Im Vorfeld wird ein erstes Aufnahmegespräch geführt, in dem die pädagogische Fachkraft alle das Kind betreffende, wichtige Informationen erhält und die einzelnen Schritte der Eingewöhnungszeit bespricht. Auch wird gemeinsam geplant, wann der beste Eintritt in die Krippengruppe ist. Die neuen Eltern werden zu einem ersten Info-Elternabend eingeladen, bei dem sie andere neue Eltern, das Personal, sowie den Tagesablauf in der Krippe kennenlernen.

Ein Elternteil begleitet konstant die Eingewöhnungsphase und plant dafür genügend Zeit ein. Diese dauert im Durchschnitt ein bis drei Wochen.

Wir lehnen uns in der Eingewöhnungsphase an das “Berliner Modell” an, stellen uns dabei natürlich  ganz individuell auf jedes Kind und seine Bedürfnisse ein.

Berliner Modell:

Das Kind kommt die ersten drei Tage für ca. 1 Stunde in Begleitung einer festen Bezugsperson zu uns in die Krippe.

Diese soll sich dabei Zeit für das Kind nehmen, gemeinsam bei uns spielen und an unserem Tagesablauf mit teilnehmen.

Mit der Bezugsperson als sicheren Rückhalt hat das Kind  sowohl Sicherheit, als auch genügend Freiraum, um die neue Situation selbstständig zu erkunden.

Je nach Situation tritt die pädagogische Fachkraft langsam über das Spiel mit dem Kind in Kontakt.

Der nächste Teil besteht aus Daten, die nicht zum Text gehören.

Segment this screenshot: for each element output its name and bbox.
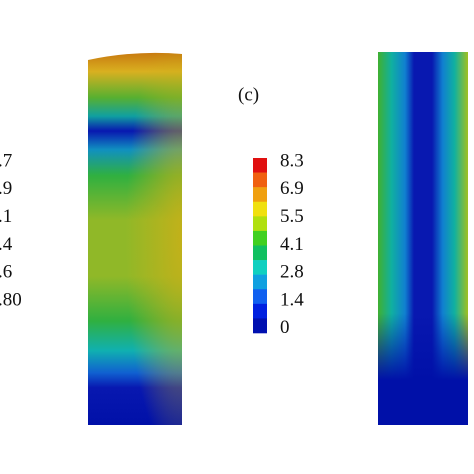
legend-label: .1	[0, 206, 12, 227]
colorbar-label: 4.1	[280, 234, 304, 255]
colorbar-band	[253, 158, 267, 173]
legend-label: .6	[0, 262, 12, 283]
colorbar-band	[253, 303, 267, 319]
contour-shade	[378, 52, 468, 425]
colorbar-band	[253, 172, 267, 188]
panel-label: (c)	[238, 84, 259, 105]
colorbar-band	[253, 274, 267, 290]
colorbar-band	[253, 318, 267, 334]
colorbar-band	[253, 260, 267, 275]
colorbar-label: 8.3	[280, 150, 304, 171]
colorbar-band	[253, 230, 267, 246]
colorbar-label: 1.4	[280, 289, 304, 310]
colorbar-band	[253, 245, 267, 261]
legend-label: .80	[0, 289, 22, 310]
colorbar-label: 6.9	[280, 178, 304, 199]
legend-label: .9	[0, 178, 12, 199]
colorbar-band	[253, 187, 267, 203]
left-legend: .7 .9 .1 .4 .6 .80	[0, 150, 22, 310]
colorbar-band	[253, 216, 267, 232]
colorbar-label: 2.8	[280, 262, 304, 283]
colorbar-label: 0	[280, 317, 290, 338]
colorbar	[253, 158, 267, 334]
colorbar-label: 5.5	[280, 206, 304, 227]
colorbar-band	[253, 201, 267, 217]
legend-label: .4	[0, 234, 13, 255]
legend-label: .7	[0, 150, 12, 171]
colorbar-labels: 8.3 6.9 5.5 4.1 2.8 1.4 0	[280, 150, 304, 338]
contour-highlight	[88, 52, 182, 425]
colorbar-band	[253, 289, 267, 305]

Die Bezugsperson versucht, sich mehr und mehr im Hintergrund zu halten.

Ungefähr am vierten Tag verlässt die Bezugsperson nach Absprache mit der Erziehenden mit einer klaren Verabschiedung den Gruppenraum und hält sich im Elternwartebereich des Kinderhauses zur Verfügung.

Das Kind bleibt  für höchstens eine Stunde alleine ohne Bezugsperson in der Gruppe. Die Erziehende gestaltet gemeinsam mit dem Kind die Spielzeit.  Die Bezugsperson wird je nach Reaktion des Kindes wieder in die Gruppe dazu geholt.

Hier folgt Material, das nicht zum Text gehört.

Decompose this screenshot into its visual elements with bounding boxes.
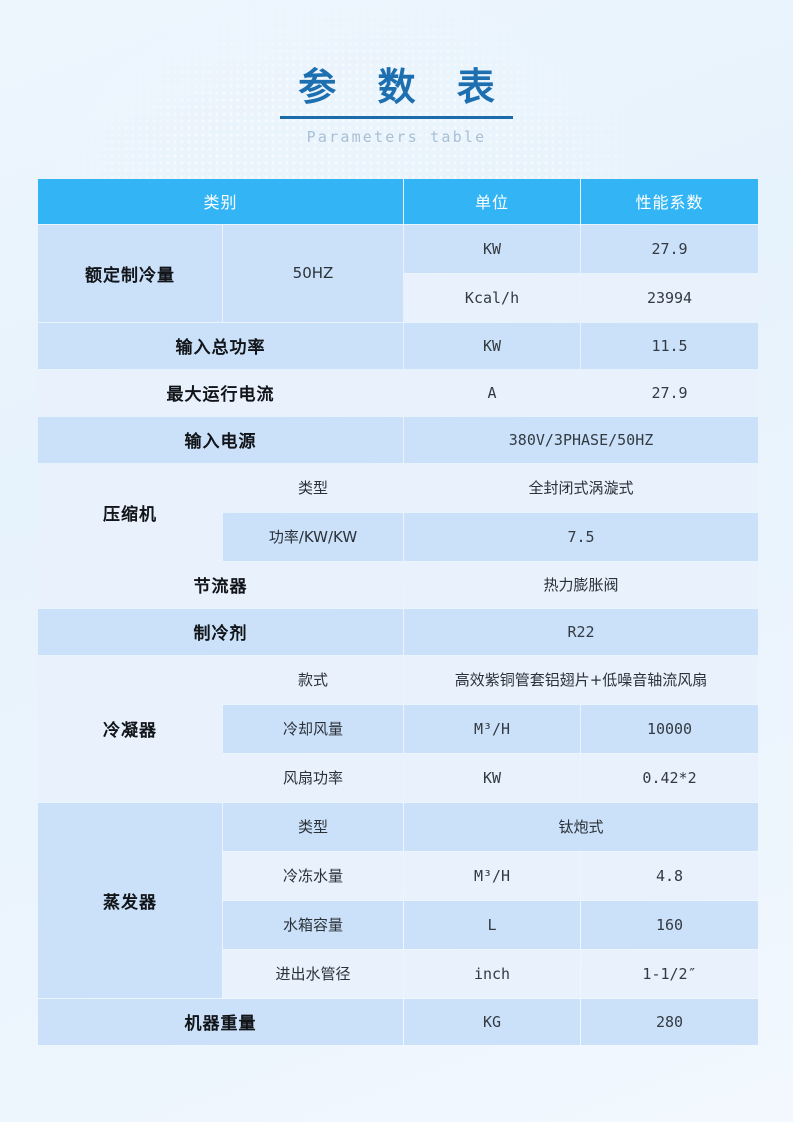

Nach dem die Bezugsperson das Kind in Empfang genommen hat, ist dieser Krippentag beendet und beide gehen in positiver Stimmung nach Hause.

In den nächsten Tagen wird der Elternteil  wieder vom Kind verabschiedet, verlässt das Zimmer und hält sich im Wartebereich auf. Um die Kleinen mit der neuen  Situation vertraut zu machen, verbringen sie zunächst täglich eine Stunde bei uns in der Einrichtung. Nach und nach wird die Anwesenheitdauer verlängert, bis die gebuchte Zeit erreicht wird.

Kinder, die über Mittag bleiben, werden auch erst nach einer angemessenen Zeit ans Schlafen gewöhnt.

Natürlich haben wir gerade in dieser ersten Zeit der Trennung ein offenes Ohr für die Ängste, Wünsche oder Anregungen der Eltern. Damit sich die Beziehung zwischen Kindern und Personal festigen kann, kommen auch die Kinder  mit einer tageweisen Buchungszeit  die erste Zeit täglich in die Einrichtung.